Coptisine administration significantly attenuated colitis severity in DSS-treated mice, evidenced by reduced histopathological scores, decreased colonic inflammation, and enhanced gut barrier integrity through upregulation of tight junction proteins (TJ proteins). In a barrier dysfunction model of TNF-α stimulation in HT-29 cells and intestinal organoids, coptisine treatment effectively normalized the expression levels of TJ proteins. Mechanistically, coptisine exhibited potent AhR activation through increased nuclear translocation and transcriptional regulation of CYP1A1. Coptisine dose-dependently inhibited reactive oxygen species (ROS) production and NF-κB activation in TNF-α treated HT-29 cells.
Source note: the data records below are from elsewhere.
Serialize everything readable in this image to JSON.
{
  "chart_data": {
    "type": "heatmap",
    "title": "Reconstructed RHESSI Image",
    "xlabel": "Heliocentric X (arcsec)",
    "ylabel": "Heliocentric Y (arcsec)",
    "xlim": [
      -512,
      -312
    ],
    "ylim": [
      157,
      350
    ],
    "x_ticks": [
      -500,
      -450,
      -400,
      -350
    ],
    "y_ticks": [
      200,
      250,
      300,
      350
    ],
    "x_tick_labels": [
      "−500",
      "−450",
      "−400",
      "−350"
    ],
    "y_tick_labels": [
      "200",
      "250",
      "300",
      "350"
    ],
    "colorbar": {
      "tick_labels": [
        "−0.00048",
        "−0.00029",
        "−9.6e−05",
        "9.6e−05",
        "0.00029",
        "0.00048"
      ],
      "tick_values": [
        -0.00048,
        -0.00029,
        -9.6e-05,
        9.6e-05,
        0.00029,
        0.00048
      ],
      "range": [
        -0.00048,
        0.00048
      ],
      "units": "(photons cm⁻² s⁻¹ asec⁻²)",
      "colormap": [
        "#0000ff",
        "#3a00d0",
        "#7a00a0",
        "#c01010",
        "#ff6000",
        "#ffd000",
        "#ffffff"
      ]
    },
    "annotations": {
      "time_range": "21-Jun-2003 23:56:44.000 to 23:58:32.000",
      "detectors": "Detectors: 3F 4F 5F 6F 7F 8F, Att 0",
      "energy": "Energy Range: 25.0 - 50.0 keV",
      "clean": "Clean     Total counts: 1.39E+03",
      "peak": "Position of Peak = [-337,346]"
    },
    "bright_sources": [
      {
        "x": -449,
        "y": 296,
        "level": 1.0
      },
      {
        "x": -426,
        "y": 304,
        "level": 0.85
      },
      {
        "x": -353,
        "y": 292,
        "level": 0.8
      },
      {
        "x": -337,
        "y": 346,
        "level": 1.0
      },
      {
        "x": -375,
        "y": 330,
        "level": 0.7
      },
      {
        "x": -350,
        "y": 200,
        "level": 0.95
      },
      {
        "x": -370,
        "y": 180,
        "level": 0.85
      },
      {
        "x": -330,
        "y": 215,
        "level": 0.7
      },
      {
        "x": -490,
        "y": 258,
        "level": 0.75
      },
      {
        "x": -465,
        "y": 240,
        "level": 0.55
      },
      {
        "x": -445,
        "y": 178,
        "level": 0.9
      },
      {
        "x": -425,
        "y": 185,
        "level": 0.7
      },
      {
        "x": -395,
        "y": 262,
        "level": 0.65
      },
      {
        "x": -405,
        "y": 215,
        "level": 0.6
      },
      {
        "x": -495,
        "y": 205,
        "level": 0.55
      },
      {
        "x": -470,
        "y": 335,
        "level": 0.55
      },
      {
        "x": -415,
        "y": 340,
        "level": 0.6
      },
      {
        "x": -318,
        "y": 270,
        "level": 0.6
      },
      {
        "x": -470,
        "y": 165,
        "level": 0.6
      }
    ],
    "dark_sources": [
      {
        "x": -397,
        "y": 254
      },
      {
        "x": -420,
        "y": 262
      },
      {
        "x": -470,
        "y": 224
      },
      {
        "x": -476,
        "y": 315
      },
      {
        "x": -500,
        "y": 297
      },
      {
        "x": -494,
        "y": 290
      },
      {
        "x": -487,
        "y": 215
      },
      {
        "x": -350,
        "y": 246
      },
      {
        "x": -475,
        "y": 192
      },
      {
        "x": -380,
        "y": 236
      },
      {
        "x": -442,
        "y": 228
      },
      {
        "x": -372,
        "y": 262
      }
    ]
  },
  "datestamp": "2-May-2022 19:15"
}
Crucially, AhR knockdown or knockout completely abolished coptisine's inhibitory effects on NF-κB activation and the protective efficacy in barrier function, confirming pathway dependency.

Conclusion

Coptisine ameliorates intestinal barrier dysfunction and improves UC related symptom in an AhR-dependent manner. This mechanistic insight positions coptisine as a promising phytochemical candidate for UC therapy.